Brinco que o evangélico médio não é o Silas Malafaia [líder da Assembleia de Deus Vitória em Cristo, conhecido por discursos de ódio a homossexuais e contra o aborto] nem o Henrique Vieira, ele está muito mais para o cabo Daciolo [ex-deputado federal e candidato à Presidência em 2018]. É alguém muito apegado ao discurso bíblico, com questões morais fortes, e ao mesmo tempo preza pela economia e a igualdade social.
Entre os fatores do crescimento da religião evangélica no país, você aponta a possibilidade de mobilidade social trazida pelas correntes neopentecostais, por vezes com um discurso individualista, e também a formação de um sentido de comunidade. Seria um paradoxo?
Antes de tudo, queria fazer um adendo, que acho que não falo com tanta clareza no livro: a gente sempre fala dos neopentecostais de forma muito pejorativa, só que não existe essa categoria nas igrejas. Se você perguntar para qualquer evangélico, ninguém vai responder que é neopentecostal. Essa nomenclatura veio de fora para dentro, de uma tese do [sociólogo] Ricardo Mariano. E nem ele gosta mais dessa etiqueta, porque ele acha que hoje está tudo muito confuso.
De alguma forma, a gente tinha uma carência de laços, fossem as comunidades eclesiais de base da Igreja Católica ou a própria organização da vida comunitária. A igreja evangélica substituiu esse vácuo e ao mesmo tempo trouxe com muita força o discurso meritocrático, ligado à Teologia da Prosperidade, mas tão simbólico dos tempos atuais. Você vence por mérito seu, com um empurrãozinho de Deus. É um paradoxo, mas não é excludente.
Na pluralidade de vertentes da religião evangélica, a "customização da fé", como você diz, contribui para o preconceito em relação aos evangélicos?
Dificulta a compreensão, mas também existe um pouco de má vontade. Antes era por uma questão histórica, por ser um país muito católico. Isso persiste, mas hoje o fator mais forte são as guerras culturais de polarização, em que qualquer mão estendida era confundida a ir para o outro time.

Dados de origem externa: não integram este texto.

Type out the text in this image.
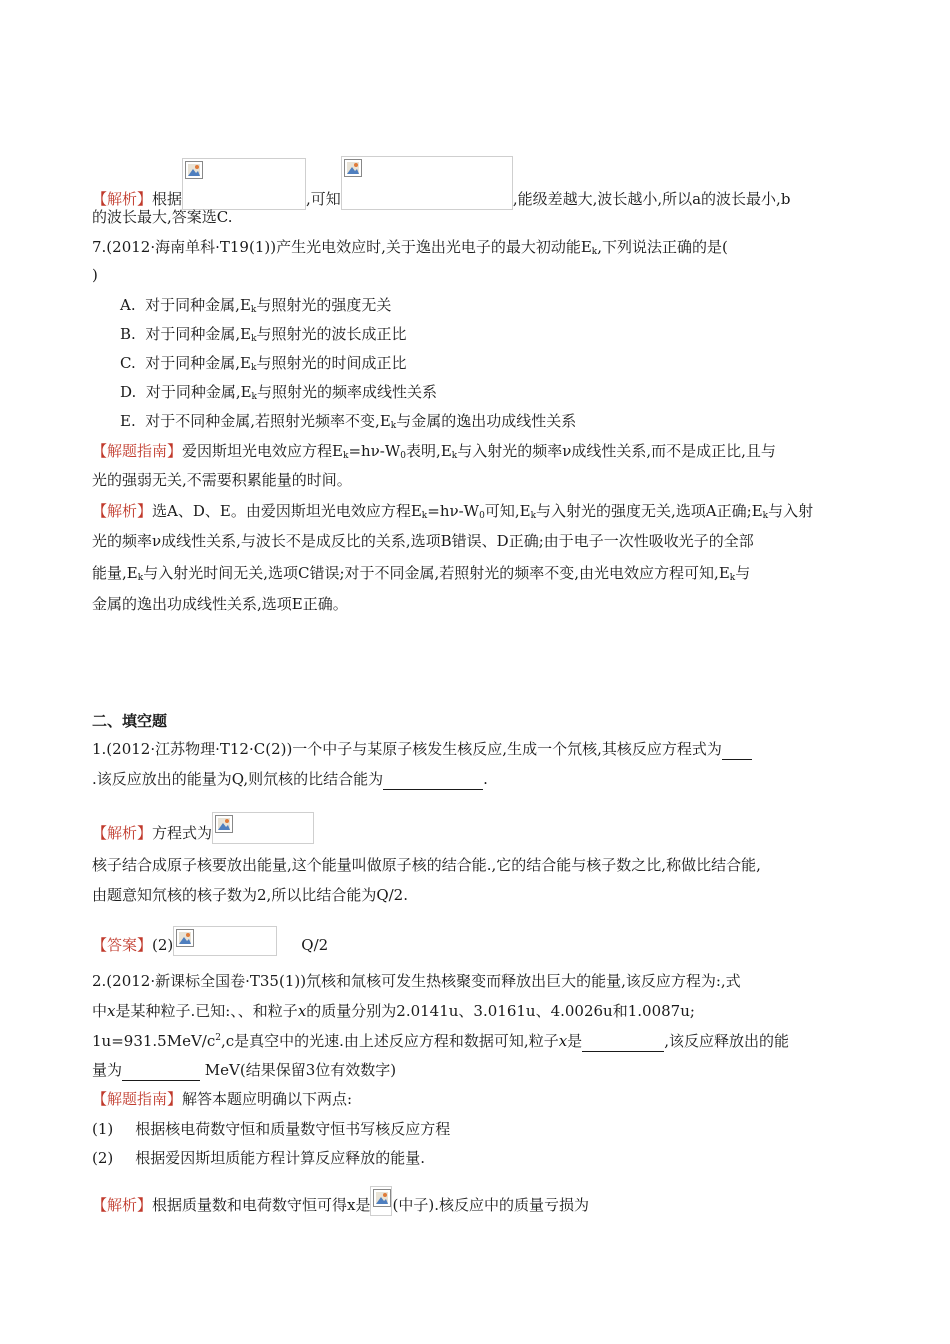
【解析】根据	,可知	,能级差越大,波长越小,所以a的波长最小,b
的波长最大,答案选C.
7.(2012·海南单科·T19(1))产生光电效应时,关于逸出光电子的最大初动能$E_k$,下列说法正确的是(
)
A. 对于同种金属$,E_k$与照射光的强度无关
B. 对于同种金属$,E_k$与照射光的波长成正比
C. 对于同种金属$,E_k$与照射光的时间成正比
D. 对于同种金属$,E_k$与照射光的频率成线性关系
E. 对于不同种金属,若照射光频率不变$,E_k$与金属的逸出功成线性关系
【解题指南】爱因斯坦光电效应方程$E_k=h\nu-W_0$表明$,E_k$与入射光的频率ν成线性关系,而不是成正比,且与
光的强弱无关,不需要积累能量的时间。
【解析】选A、D、E。由爱因斯坦光电效应方程$E_k=h\nu-W_0$可知$,E_k$与入射光的强度无关,选项A正确$;E_k$与入射
光的频率ν成线性关系,与波长不是成反比的关系,选项B错误、D正确;由于电子一次性吸收光子的全部
能量$,E_k$与入射光时间无关,选项C错误;对于不同金属,若照射光的频率不变,由光电效应方程可知$,E_k$与
金属的逸出功成线性关系,选项E正确。
二、填空题
1.(2012·江苏物理·T12·C(2))一个中子与某原子核发生核反应,生成一个氘核,其核反应方程式为
.该反应放出的能量为Q,则氘核的比结合能为	.
【解析】方程式为
核子结合成原子核要放出能量,这个能量叫做原子核的结合能.,它的结合能与核子数之比,称做比结合能,
由题意知氘核的核子数为2,所以比结合能为Q/2.
【答案】(2)	Q/2
2.(2012·新课标全国卷·T35(1))氘核和氚核可发生热核聚变而释放出巨大的能量,该反应方程为:,式
中x是某种粒子.已知:、、和粒子x的质量分别为2.0141u、3.0161u、4.0026u和1.0087u;
$1u=931.5MeV/c^2,c$是真空中的光速.由上述反应方程和数据可知,粒子x是	,该反应释放出的能
量为	MeV(结果保留3位有效数字)
【解题指南】解答本题应明确以下两点:
(1) 根据核电荷数守恒和质量数守恒书写核反应方程
(2) 根据爱因斯坦质能方程计算反应释放的能量.
【解析】根据质量数和电荷数守恒可得x是 (中子).核反应中的质量亏损为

Cada um teve que escolher seu lado e, nesse pendor, os evangélicos acabaram ficando mais à direita. Embora plurais, eles acabaram sendo reconhecidos como atores de extrema direita, uma caracterização injusta quando se pensa na base evangélica, de maioria negra, pobre e feminina.
Qual o papel da política institucional nessa imagem, já que os evangélicos são hoje imediatamente associados ao bolsonarismo?
Ser evangélico não é a única coisa que te faz votar em alguém, mas quando a identidade evangélica entrava em jogo nas eleições, de fato era mais conservadora. Tanto que, em todas as eleições até 2002, a maioria dos grandes líderes se aliou ao candidato mais à direita: Collor, Fernando Henrique Cardoso. O Lula conseguiu reverter isso, a Dilma teve muito apoio em 2010. Em 2014, isso começou a baixar, até a ascensão do Bolsonaro em 2018.
O maniqueísmo do debate foi ajudado pelas redes sociais e pelo fortalecimento do que se convencionou chamar pautas identitárias. Isso acabou criando um efeito backlash [um forte sentimento entre um grupo de pessoas em reação a uma mudança ou eventos recentes na sociedade ou na política, de acordo com definição do dicionário Cambridge]. Um bom exemplo é o aborto. Os evangélicos, de modo geral, sempre foram mais contra o aborto do que a favor, mas não brigavam com os casos previstos em lei. Nos últimos anos, vimos iniciativas como o Estatuto do Nascituro e, já no governo Bolsonaro, a portaria do Ministério da Saúde segundo a qual a mãe ter sido estuprada não lhe dá o direito de abortar. Há uma disposição maior para endurecer.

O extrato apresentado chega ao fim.